The ANC election manifesto promised that “ANC-led local government will provide all residents with a free basic amount of water, electricity and other municipal services, so as to help the poor. Those who use more than the basic amounts will pay for the extra they use.”
But to achieve universal lifeline supply in many of the country's low-income settlements<197>with insufficient higher-income residents for cross-subsidization<197>will require massive central-local state grants, which were systematically cut (by eighty-five percent after inflation) during the 1990s as part of the South African neoliberal elite's home<->grown structural adjustment regime.
Left critics argue that national budgetary constraints must now be relaxed substantially, and that the ANC must double the amount of water being promised; must concretize a programme for household energy supply; and must do more than allow a municipality to be merely the “preferred provider” of municipal services, at a time when pressure to privatize remains intense.
French and British water companies are fervently proposing outsourcing contracts that will cripple the power of municipal workers, whose excellent union will have to redouble their labor-community campaign to maintain public supply of services.
Struggles to Come
Given resistance by recalcitrant bureaucrats and half-hearted politicians, the promised free water and electricity will also be struggled over for many years to come. Cynics expect that the ANC will once again “talk left, act right” and within weeks officials will have forgotten the pledge. If so, the coming period will include further alienation between machine politicians and grassroots activists, and intensification of militancy in local settings.
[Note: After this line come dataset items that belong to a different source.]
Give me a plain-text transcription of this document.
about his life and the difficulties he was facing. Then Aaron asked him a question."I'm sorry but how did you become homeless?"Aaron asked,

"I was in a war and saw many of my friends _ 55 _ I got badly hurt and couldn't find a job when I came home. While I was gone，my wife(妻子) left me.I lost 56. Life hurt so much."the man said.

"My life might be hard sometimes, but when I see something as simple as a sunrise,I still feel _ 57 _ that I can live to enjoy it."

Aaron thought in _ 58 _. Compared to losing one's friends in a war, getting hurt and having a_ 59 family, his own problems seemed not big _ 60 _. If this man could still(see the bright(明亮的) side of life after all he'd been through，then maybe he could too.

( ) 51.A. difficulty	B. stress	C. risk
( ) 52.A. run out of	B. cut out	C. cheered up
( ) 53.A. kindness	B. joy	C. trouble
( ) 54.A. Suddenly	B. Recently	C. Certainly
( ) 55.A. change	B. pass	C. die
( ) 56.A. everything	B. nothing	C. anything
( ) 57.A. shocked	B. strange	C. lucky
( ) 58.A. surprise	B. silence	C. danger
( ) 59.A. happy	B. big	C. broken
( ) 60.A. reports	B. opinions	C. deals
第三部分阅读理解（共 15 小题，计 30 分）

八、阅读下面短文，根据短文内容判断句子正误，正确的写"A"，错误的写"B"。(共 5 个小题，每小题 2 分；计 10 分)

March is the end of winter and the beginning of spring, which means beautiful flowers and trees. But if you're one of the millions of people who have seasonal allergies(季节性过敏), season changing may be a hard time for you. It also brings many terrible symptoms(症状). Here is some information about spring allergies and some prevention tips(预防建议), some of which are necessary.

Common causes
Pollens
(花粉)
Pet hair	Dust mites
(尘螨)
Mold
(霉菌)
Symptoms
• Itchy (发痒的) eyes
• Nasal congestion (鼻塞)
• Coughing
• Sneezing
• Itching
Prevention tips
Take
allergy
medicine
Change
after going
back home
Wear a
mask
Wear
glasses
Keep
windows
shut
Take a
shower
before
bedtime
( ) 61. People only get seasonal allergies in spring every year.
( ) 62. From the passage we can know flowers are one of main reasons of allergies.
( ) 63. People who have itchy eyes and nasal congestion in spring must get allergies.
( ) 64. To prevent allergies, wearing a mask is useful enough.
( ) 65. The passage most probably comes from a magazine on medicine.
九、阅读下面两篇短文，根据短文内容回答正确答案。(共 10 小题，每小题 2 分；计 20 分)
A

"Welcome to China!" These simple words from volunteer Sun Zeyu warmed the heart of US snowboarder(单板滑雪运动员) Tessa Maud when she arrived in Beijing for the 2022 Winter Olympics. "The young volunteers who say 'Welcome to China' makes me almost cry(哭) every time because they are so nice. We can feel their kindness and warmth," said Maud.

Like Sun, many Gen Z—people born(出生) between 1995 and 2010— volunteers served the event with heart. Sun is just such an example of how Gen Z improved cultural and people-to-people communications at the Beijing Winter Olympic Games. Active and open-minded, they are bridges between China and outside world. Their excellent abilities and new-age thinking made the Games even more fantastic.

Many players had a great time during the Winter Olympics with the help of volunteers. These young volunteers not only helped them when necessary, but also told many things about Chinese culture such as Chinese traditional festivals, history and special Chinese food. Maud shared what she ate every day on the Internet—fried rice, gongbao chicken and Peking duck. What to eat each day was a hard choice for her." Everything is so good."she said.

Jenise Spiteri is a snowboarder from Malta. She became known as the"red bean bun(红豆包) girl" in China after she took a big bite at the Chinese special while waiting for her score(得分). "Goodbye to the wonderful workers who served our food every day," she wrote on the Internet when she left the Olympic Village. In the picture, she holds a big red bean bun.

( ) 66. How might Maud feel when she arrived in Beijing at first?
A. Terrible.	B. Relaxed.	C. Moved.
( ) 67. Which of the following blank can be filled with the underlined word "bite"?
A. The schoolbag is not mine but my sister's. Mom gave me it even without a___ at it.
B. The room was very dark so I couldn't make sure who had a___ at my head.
As Africa's most proletarianized city, Johannesburg is a key site of persistent class conflict, and leftists here welcomed the post-election announcement by the United Nations that the city will host the Rio+10 “Earth Summit” in 2002.
With an anticipated 60,000 delegates to be met by an energized mass base in Soweto, Alexandra and other black townships, the likely ANC failure to deliver on municipal election promises could be punished in a way that causes acute -- Seattlesque -- international embarrassment.